ASIFA-East 2026 premia Shapes e lancia il premio Cartoon Brew

26 May 2026 Pubblicato | Tradotto dallo spagnolo

Il festival ASIFA-East 2026, tenutosi a New York, ha assegnato il suo premio principale a Shapes come Miglior Opera. Inoltre, ha introdotto il premio Cartoon Brew all'Eccellenza Cinematografica, che è stato assegnato a Not Alone di Momo Cao.
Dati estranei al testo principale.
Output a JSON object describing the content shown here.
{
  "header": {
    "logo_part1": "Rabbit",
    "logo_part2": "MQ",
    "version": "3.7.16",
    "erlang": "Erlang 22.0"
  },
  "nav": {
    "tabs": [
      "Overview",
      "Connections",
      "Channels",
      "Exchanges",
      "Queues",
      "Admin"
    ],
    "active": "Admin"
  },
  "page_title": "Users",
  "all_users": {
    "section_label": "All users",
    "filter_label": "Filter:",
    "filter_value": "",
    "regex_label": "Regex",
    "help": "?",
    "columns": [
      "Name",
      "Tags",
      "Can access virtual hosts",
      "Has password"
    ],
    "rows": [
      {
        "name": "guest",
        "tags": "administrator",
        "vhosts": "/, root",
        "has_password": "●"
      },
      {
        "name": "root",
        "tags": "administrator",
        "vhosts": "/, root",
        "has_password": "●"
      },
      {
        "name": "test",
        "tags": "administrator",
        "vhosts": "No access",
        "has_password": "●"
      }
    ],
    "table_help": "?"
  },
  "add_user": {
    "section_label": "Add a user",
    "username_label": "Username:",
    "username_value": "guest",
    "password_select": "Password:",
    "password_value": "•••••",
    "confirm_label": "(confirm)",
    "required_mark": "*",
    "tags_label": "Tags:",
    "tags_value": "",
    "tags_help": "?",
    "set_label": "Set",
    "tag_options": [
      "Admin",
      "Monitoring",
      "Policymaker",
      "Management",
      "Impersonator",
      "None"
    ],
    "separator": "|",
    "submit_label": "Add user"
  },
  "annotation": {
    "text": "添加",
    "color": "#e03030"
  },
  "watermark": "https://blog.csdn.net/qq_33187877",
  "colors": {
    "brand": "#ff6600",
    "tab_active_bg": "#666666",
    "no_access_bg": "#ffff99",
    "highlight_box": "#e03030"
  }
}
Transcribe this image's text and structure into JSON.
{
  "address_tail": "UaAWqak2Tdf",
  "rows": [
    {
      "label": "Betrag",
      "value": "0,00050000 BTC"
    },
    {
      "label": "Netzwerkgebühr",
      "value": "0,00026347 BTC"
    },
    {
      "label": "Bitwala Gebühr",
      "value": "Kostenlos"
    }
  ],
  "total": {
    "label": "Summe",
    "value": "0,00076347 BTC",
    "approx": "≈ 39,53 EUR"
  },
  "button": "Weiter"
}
Questo pezzo si distingue per la sua identità visiva e narrativa emotiva senza dialoghi, rafforzando il sostegno dell'evento all'animazione indipendente e locale.
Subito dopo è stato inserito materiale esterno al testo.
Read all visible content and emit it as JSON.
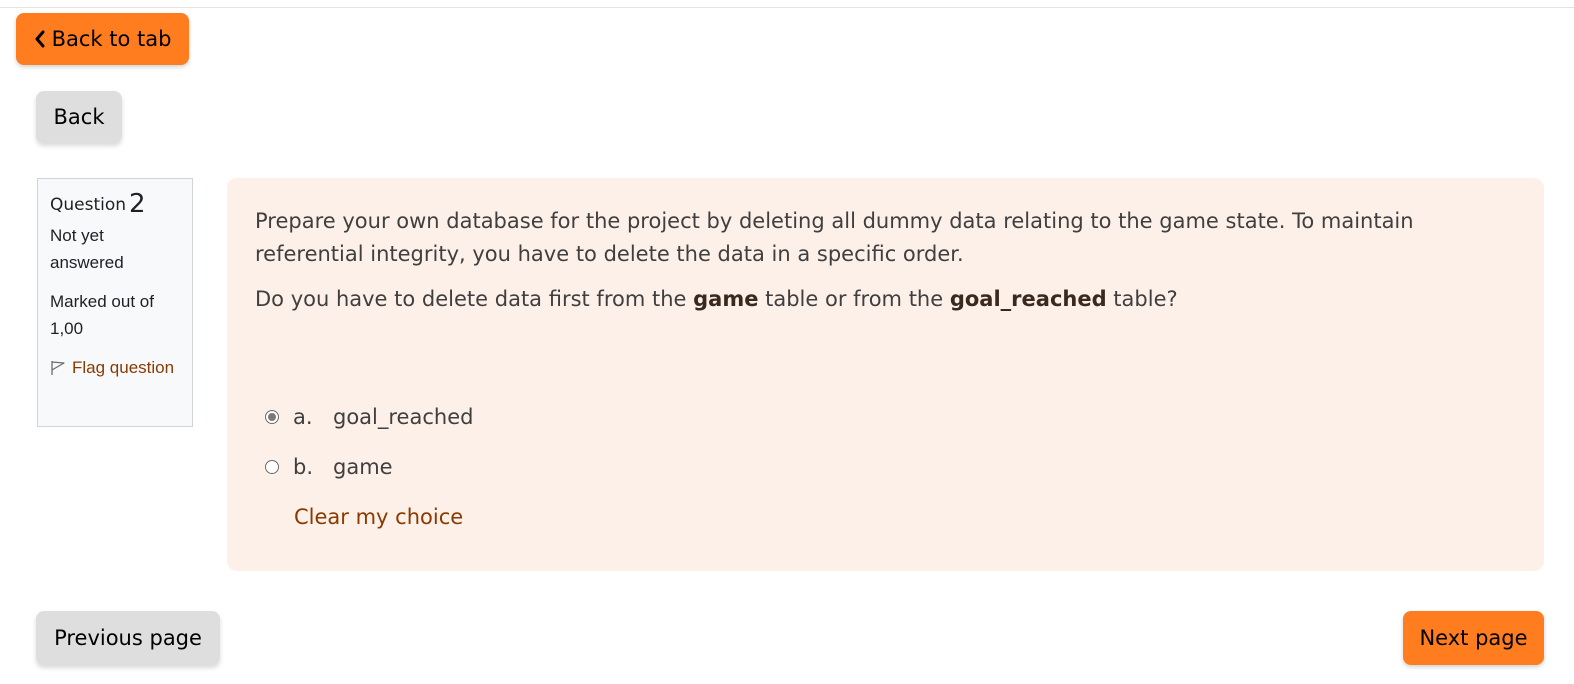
{
  "nav": {
    "back_to_tab_label": "Back to tab",
    "back_label": "Back",
    "previous_page_label": "Previous page",
    "next_page_label": "Next page"
  },
  "question_info": {
    "title_prefix": "Question",
    "number": "2",
    "state": "Not yet answered",
    "grade": "Marked out of 1,00",
    "flag_label": "Flag question"
  },
  "question": {
    "text_1": "Prepare your own database for the project by deleting all dummy data relating to the game state. To maintain referential integrity, you have to delete the data in a specific order.",
    "text_2_prefix": "Do you have to delete data first from the ",
    "text_2_bold_1": "game",
    "text_2_middle": " table or from the ",
    "text_2_bold_2": "goal_reached",
    "text_2_suffix": " table?",
    "answers": [
      {
        "letter": "a.",
        "label": "goal_reached",
        "selected": true
      },
      {
        "letter": "b.",
        "label": "game",
        "selected": false
      }
    ],
    "clear_label": "Clear my choice"
  },
  "colors": {
    "accent": "#ff7c1f",
    "card_background": "#fdf0e9",
    "link": "#8a3a00"
  },
  "icons": {
    "back_to_tab": "chevron-left-icon",
    "flag": "flag-icon"
  }
}
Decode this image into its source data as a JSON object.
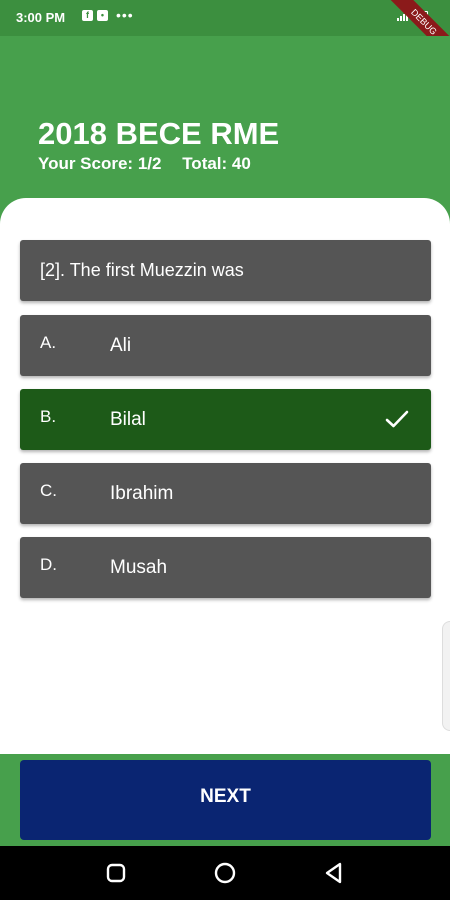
{
  "status_bar": {
    "time": "3:00 PM",
    "notification_icons": [
      "facebook-icon",
      "message-icon"
    ],
    "more": "•••",
    "debug_banner": "DEBUG"
  },
  "quiz": {
    "title": "2018 BECE RME",
    "score_label": "Your Score: 1/2",
    "total_label": "Total: 40"
  },
  "question": {
    "text": "[2]. The first Muezzin was"
  },
  "options": [
    {
      "letter": "A.",
      "text": "Ali",
      "state": "normal"
    },
    {
      "letter": "B.",
      "text": "Bilal",
      "state": "correct"
    },
    {
      "letter": "C.",
      "text": "Ibrahim",
      "state": "normal"
    },
    {
      "letter": "D.",
      "text": "Musah",
      "state": "normal"
    }
  ],
  "footer": {
    "next_label": "NEXT"
  },
  "colors": {
    "header_green": "#47a04c",
    "option_gray": "#555555",
    "correct_green": "#1d5a18",
    "next_blue": "#0a2572"
  }
}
Animazione indipendente in una scena di festival notturno, proiettore che illumina un cinema pieno di spettatori, forme geometriche astratte e colorate che danzano sullo schermo, mentre un laptop aperto mostra software di editing di animazione con timeline e fotogrammi chiave, matite e tavoletta grafica su un tavolo, fari di scena puntati verso il pubblico, stile cinematografico realistico, illuminazione drammatica blu e arancione, texture granulosa della pellicola, profondità di campo morbida, dettagli tecnici di apparecchiature audiovisive, atmosfera di celebrazione artistica

Animazione senza parole: la sfida tecnica di raccontare con forme e silenzi 🎬

In Not Alone, Cao rinuncia al dialogo e punta su un'animazione 2D dal tratto sciolto e una palette ridotta. L'espressività ricade sul linguaggio del corpo e sul ritmo di montaggio. Il team ha utilizzato tecniche di interpolazione limitata per mantenere la fluidità senza perdere l'asprezza del bozzetto. La colonna sonora, composta con strumenti acustici, rafforza ogni transizione emotiva. Questo approccio minimalista richiede uno storyboard millimetrico: ogni gesto deve caricare l'informazione che altri risolvono con le parole.

E nel frattempo, Shapes si è portato a casa il premio grosso senza dover parlare 🏆

Shapes ha vinto il premio principale, confermando che, nell'animazione, un cerchio blu con problemi esistenziali può battere qualsiasi sceneggiatura con dialoghi profondi. I partecipanti al festival hanno applaudito, anche se alcuni hanno confessato di non sapere se l'opera trattasse di geometria, solitudine o un tutorial di After Effects mal etichettato. Comunque sia, la giuria ha avuto chiaro che meno è meglio, soprattutto quando il meno include un premio e una statuetta.